Two fools in a neutral space inevitably conjure up the memory of Vladimir and Estragon, the heroes of Samuel Beckett’s Waiting for Godot. Didi and Gogo are so stuck in their loop waiting for Godot, that they do nearly the same thing in the second act. In Bernardo Cubría’s new play, The Giant Void in My Soul, two characters, Fool 1 (Karla Mosley) and Fool 2 (Kim Hamilton), do not wait; they seek. They are neither male nor female. They are human and they are quite clearly clowns, and in the jovial nature of clowns they display physical agility and a great affection for each other. They are true buds. As they inhabit their space, they seek to discover words and ideas that are a hundred per cent original. They consistently fail. But then they peer under a piece of red cloth and discover the great, disturbing, terrifying Void.
The consciousness of the void has been around since the dawn of time. The void is what exists or doesn’t exist before birth and after death. The void is time. Science has shown us the vastness of the universe, a void that impresses upon us an insignificance that is beyond galactic. It is universal and expanding, the over-contemplation of which should have a posted sign reading, “This Way Madness Lies.”
But wait! This show has clowns. It is funny, until it is not. It is Brechtian and presentational. It has an act curtain stretched across a space we might as well call a proscenium that boasts the words, “If you see them, they see you.” Fools 1 and 2 seek for answers in a bar where a surly clown bartender (Claudia Doumit) sneers at their naiveté. A drunk clown (Liza Fernandez) steers them to a drink sure to obliterate their anxiety, a quaff called “Fuckitall.”
Their quest has familiar elements. In a search for enlightenment, the Fools encounter a clown guru (Ms. Doumit) who answers their questions with questions and then takes all their money as a silent assistant (Ms.
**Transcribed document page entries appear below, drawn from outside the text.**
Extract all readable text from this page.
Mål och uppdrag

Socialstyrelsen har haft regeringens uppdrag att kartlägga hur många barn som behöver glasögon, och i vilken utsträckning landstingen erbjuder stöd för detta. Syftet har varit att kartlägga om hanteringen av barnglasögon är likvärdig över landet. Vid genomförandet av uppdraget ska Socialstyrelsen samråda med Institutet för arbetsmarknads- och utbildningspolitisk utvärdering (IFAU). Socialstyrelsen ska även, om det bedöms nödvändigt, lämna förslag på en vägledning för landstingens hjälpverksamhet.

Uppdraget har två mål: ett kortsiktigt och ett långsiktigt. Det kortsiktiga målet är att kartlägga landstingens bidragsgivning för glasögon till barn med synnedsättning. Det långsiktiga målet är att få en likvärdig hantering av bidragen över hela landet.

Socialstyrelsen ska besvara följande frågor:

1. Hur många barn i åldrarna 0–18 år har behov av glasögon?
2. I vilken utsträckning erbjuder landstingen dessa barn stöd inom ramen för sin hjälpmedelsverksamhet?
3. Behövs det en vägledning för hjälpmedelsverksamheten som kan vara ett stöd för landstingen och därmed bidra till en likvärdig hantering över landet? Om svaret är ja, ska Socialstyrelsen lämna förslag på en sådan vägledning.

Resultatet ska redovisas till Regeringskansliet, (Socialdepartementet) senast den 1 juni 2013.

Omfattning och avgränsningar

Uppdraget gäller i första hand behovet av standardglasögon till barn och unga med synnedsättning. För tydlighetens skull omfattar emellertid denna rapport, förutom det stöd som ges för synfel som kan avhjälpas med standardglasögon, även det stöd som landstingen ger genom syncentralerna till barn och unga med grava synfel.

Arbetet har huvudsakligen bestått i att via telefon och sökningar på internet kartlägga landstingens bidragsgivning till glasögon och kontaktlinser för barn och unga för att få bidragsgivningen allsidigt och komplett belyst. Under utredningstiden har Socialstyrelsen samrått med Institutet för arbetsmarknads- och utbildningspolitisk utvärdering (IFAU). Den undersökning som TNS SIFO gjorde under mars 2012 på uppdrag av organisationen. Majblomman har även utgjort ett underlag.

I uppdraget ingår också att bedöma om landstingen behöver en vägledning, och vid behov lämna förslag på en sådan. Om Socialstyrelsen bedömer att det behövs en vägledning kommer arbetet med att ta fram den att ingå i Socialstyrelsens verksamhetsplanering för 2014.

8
Fernandez) stands by miming in emotion. Eventually the two friends succumb to the universal exigencies of every day life, the bond-breaking events of other partners, children, and the grind of existence.
This show shines with brilliance. Mr. Cubría’s script is lean, precise and filled with originality in concept and language. The cast, under the excellent direction and choreography of Felix Solis, enliven their performance with the extraordinary physical energy and prowess of circus clowns. The creative team includes Mark Kanieff (Scenic Design), Lauren Wemischner (Lighting Design), Mischa Stanton (Sound Design), Sami Rattner (Costume Design), and Arian Saleh (Composer). Jenny Park calls the cues with authority.
Ammunition Theatre Company’s The Giant Void in My Soul, produced by Michael Feldman, plays 8pm Fridays & Saturdays, and 7pm on Sundays through June 3 at The Pico, located at 10508 W. Pico Blvd. Los Angeles.